At the hotel, I chuckled to myself at getting the pillow I really wanted.

No live plucking!

Then I looked at the label.

Label-reading is part of my informal language-immersion at which I am doing very poorly, so when I saw the words “pas plume’ a vif,” I was sure I was reading it wrong.  A quick online trip to Google translate showed I was not. The label reads in German, French and Italian: No live plucking.

I did not know such a practice existed as plucking a bird while still alive. I am hoping it is a translation problem, and not a fact, but I am afraid to do an online search for fear of learning of new horrors in the world.  In the meantime, I should comfort myself that this pillow was not made from tortured birds.

This is what you notice in foreign countries: Labels. Fear them.

* 1968 is not a randomly picked number**. That’s the year I realized  my grandparents had a bunch of pillows with no labels. They were homemade, from their own poultry stock. I still have one, but keep it in a closet for fear of the bacterial count that could be living inside it. It could be 50-70 years old.

**Okay. Maybe it wasn’t 1968. It could have been 1965.

3 thoughts on “No live plucking

  1. I asked Hans when I saw him this weekend about live plucking in Switzerland and he said he remembers them plucking the loose feathers from the birds, it must have been when they were molting??
    He is going back to Zurick to visit and have some business meetings in a couple of weeks.

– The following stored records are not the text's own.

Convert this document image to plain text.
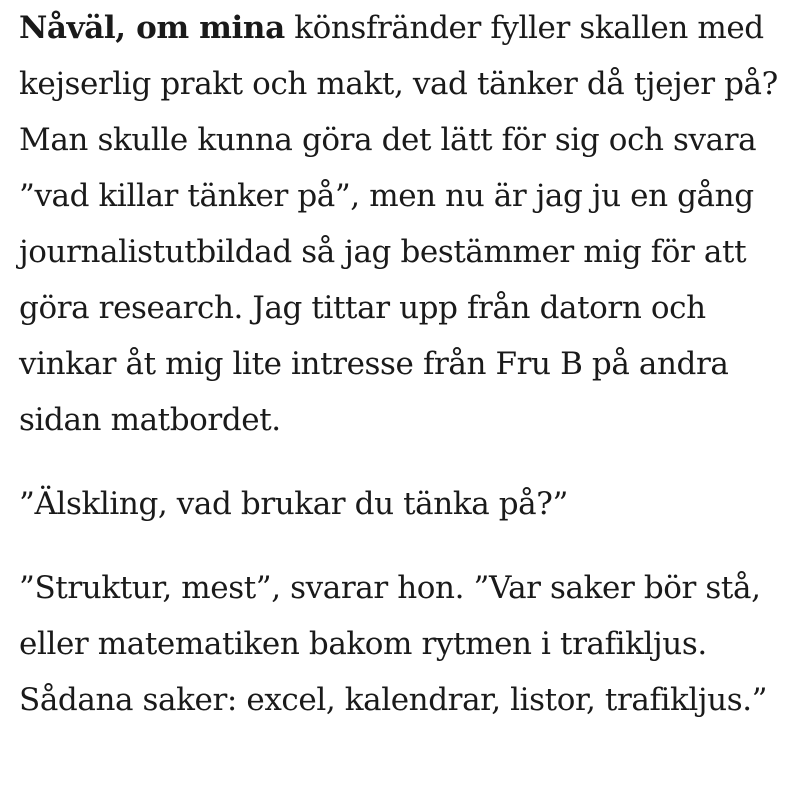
Nåväl, om mina könsfränder fyller skallen med kejserlig prakt och makt, vad tänker då tjejer på? Man skulle kunna göra det lätt för sig och svara ”vad killar tänker på”, men nu är jag ju en gång journalistutbildad så jag bestämmer mig för att göra research. Jag tittar upp från datorn och vinkar åt mig lite intresse från Fru B på andra sidan matbordet.

”Älskling, vad brukar du tänka på?”

”Struktur, mest”, svarar hon. ”Var saker bör stå, eller matematiken bakom rytmen i trafikljus. Sådana saker: excel, kalendrar, listor, trafikljus.”
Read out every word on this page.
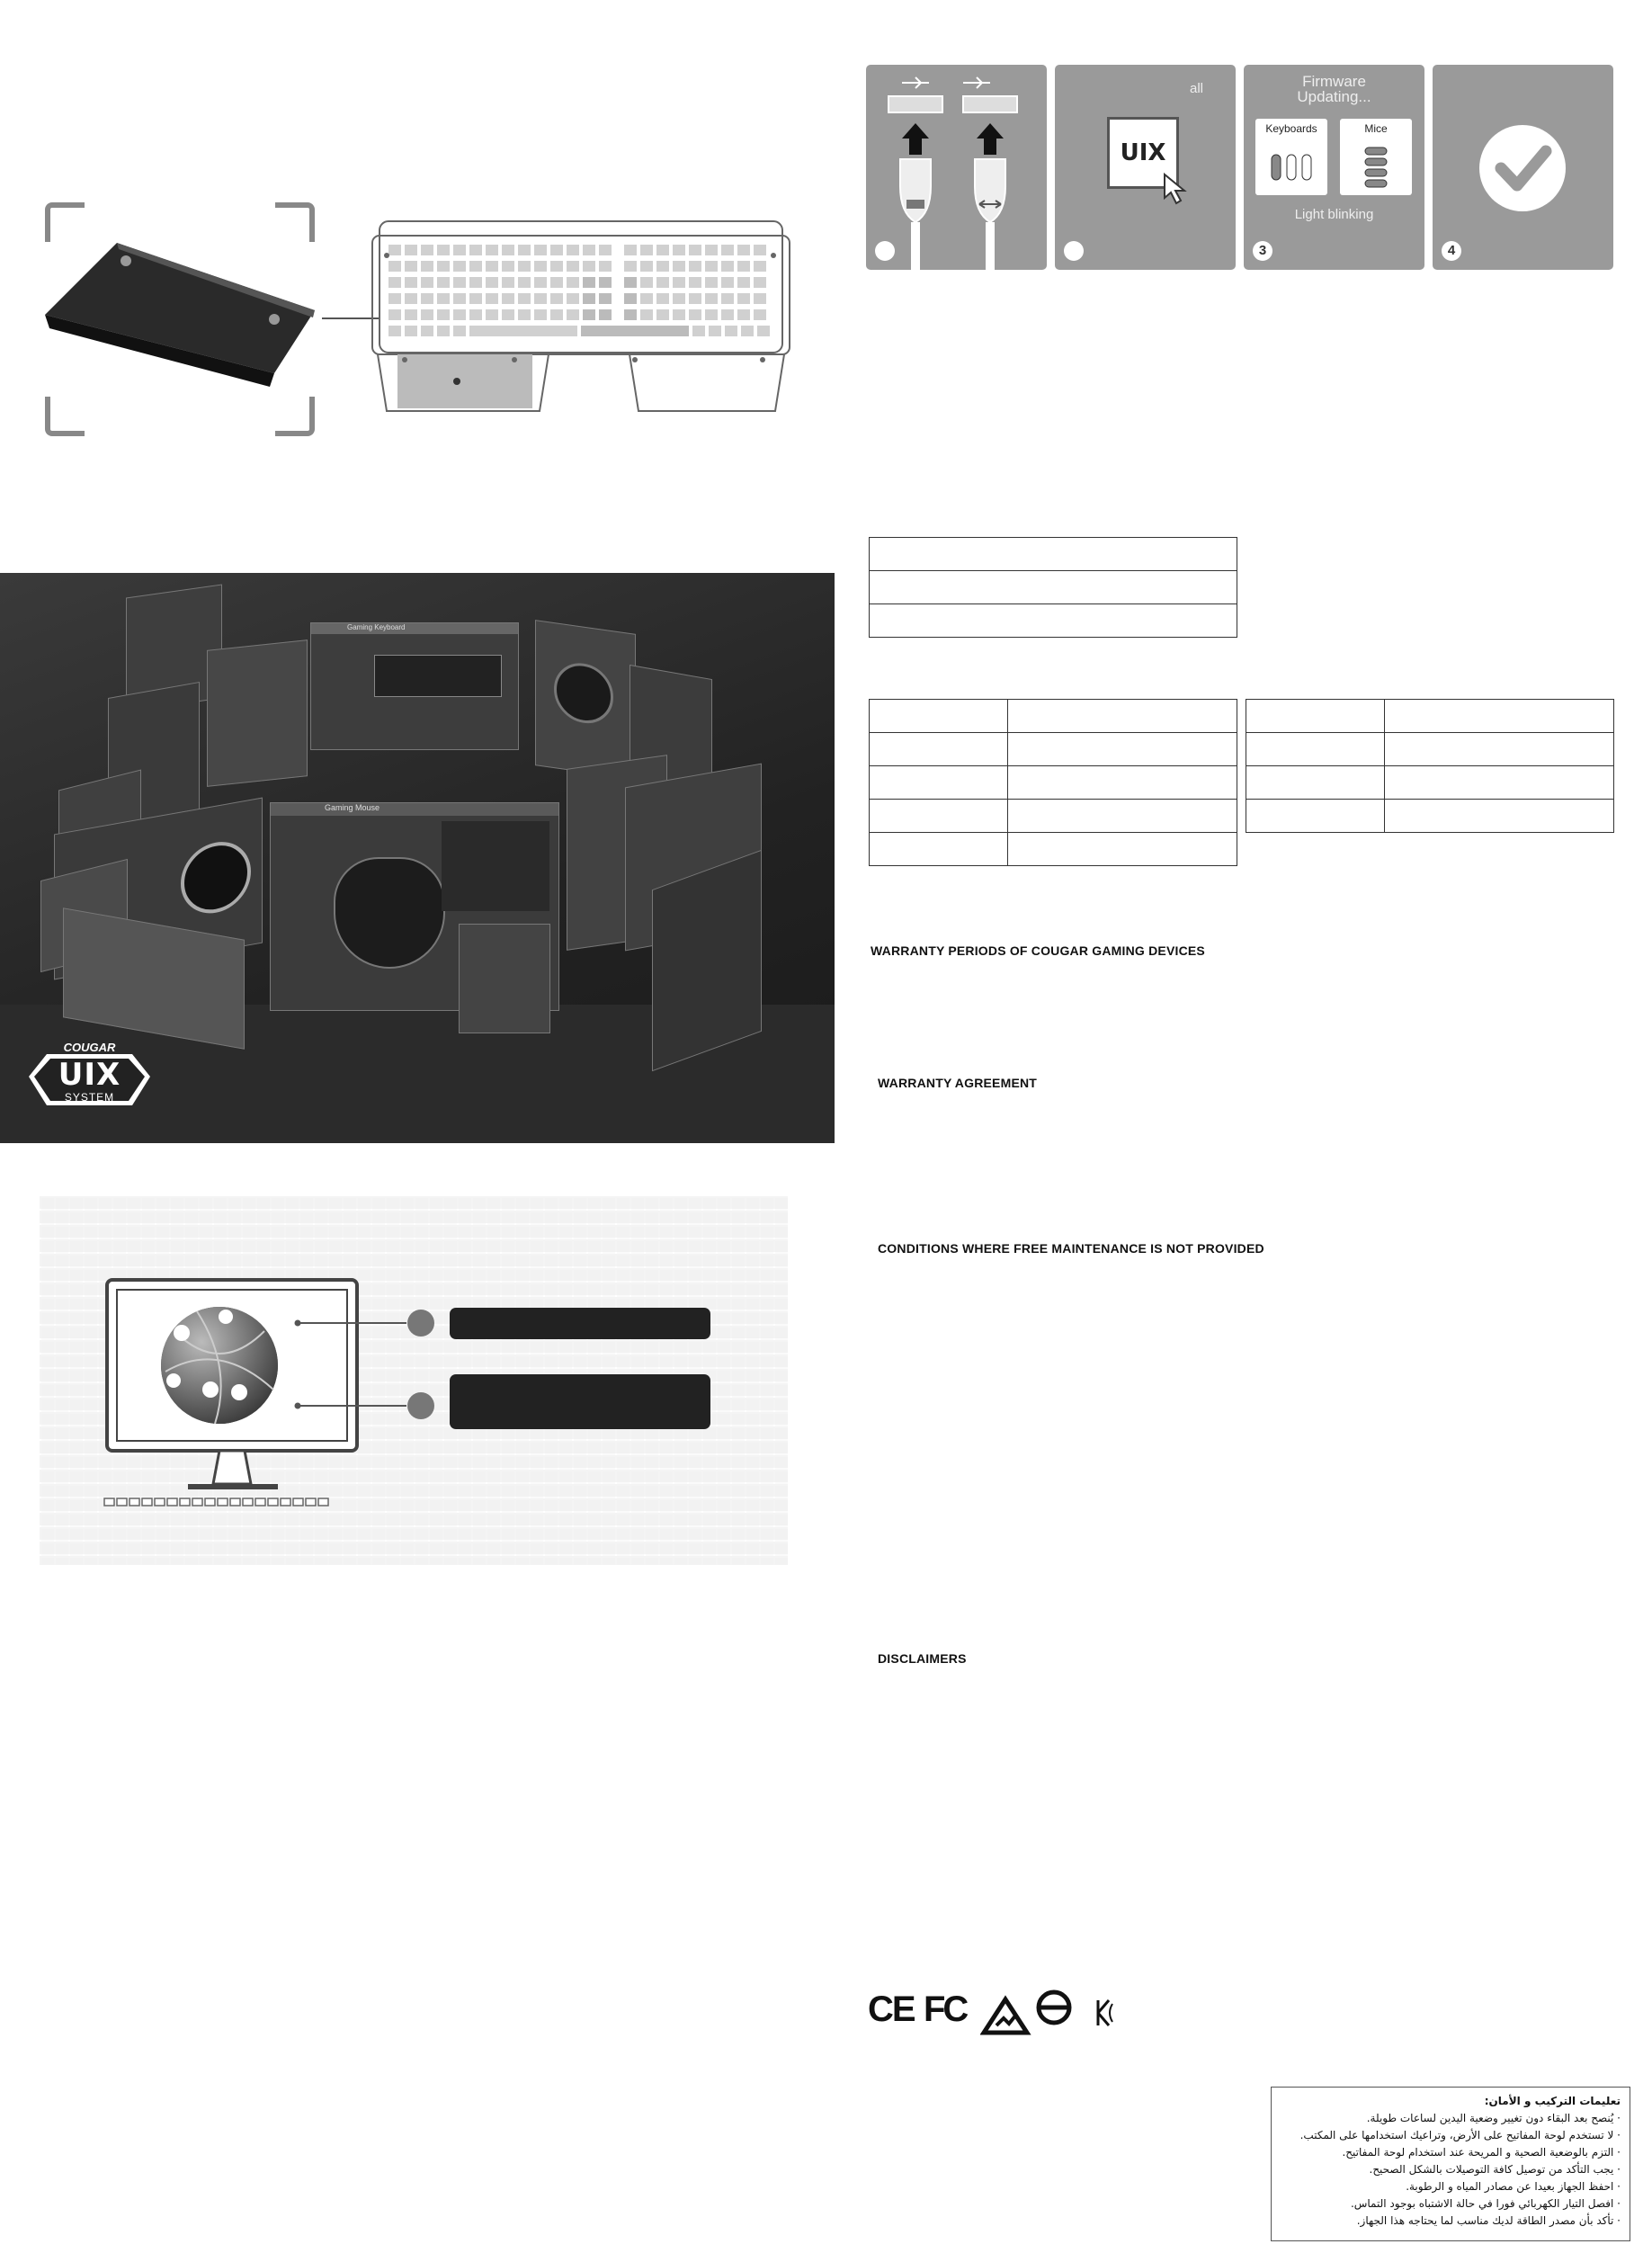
all
UIX
Firmware Updating...
Keyboards	Mice
Light blinking
3	4

WARRANTY PERIODS OF COUGAR GAMING DEVICES
WARRANTY AGREEMENT
CONDITIONS WHERE FREE MAINTENANCE IS NOT PROVIDED
DISCLAIMERS
Gaming Keyboard
Gaming Mouse
COUGAR
UIX
SYSTEM
CE FC
تعليمات التركيب و الأمان:
· يُنصح بعد البقاء دون تغيير وضعية اليدين لساعات طويلة.
· لا تستخدم لوحة المفاتيح على الأرض، وتراعيك استخدامها على المكتب.
· التزم بالوضعية الصحية و المريحة عند استخدام لوحة المفاتيح.
· يجب التأكد من توصيل كافة التوصيلات بالشكل الصحيح.
· احفظ الجهاز بعيدا عن مصادر المياه و الرطوبة.
· افصل التيار الكهربائي فورا في حالة الاشتباه بوجود التماس.
· تأكد بأن مصدر الطاقة لديك مناسب لما يحتاجه هذا الجهاز.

Nice to be able to make all your trips business trips 🙂

  2. Had a good laugh at this one Joanne – especially Dave’s “prison issue pillow.” That’s a Bernie!
    I thought no one else in this modern consumer world would sleep on such a thin pillow. How wrong I was. I won’t tell Bernie though. That means I can continue nagging him about how bad a thin pillow is for his neck – lol.

    Good luck on your continued effort to find pillows. No live plucking – hmmmmm, I wonder!
    Unlike you, I am content with one plumpish head rest.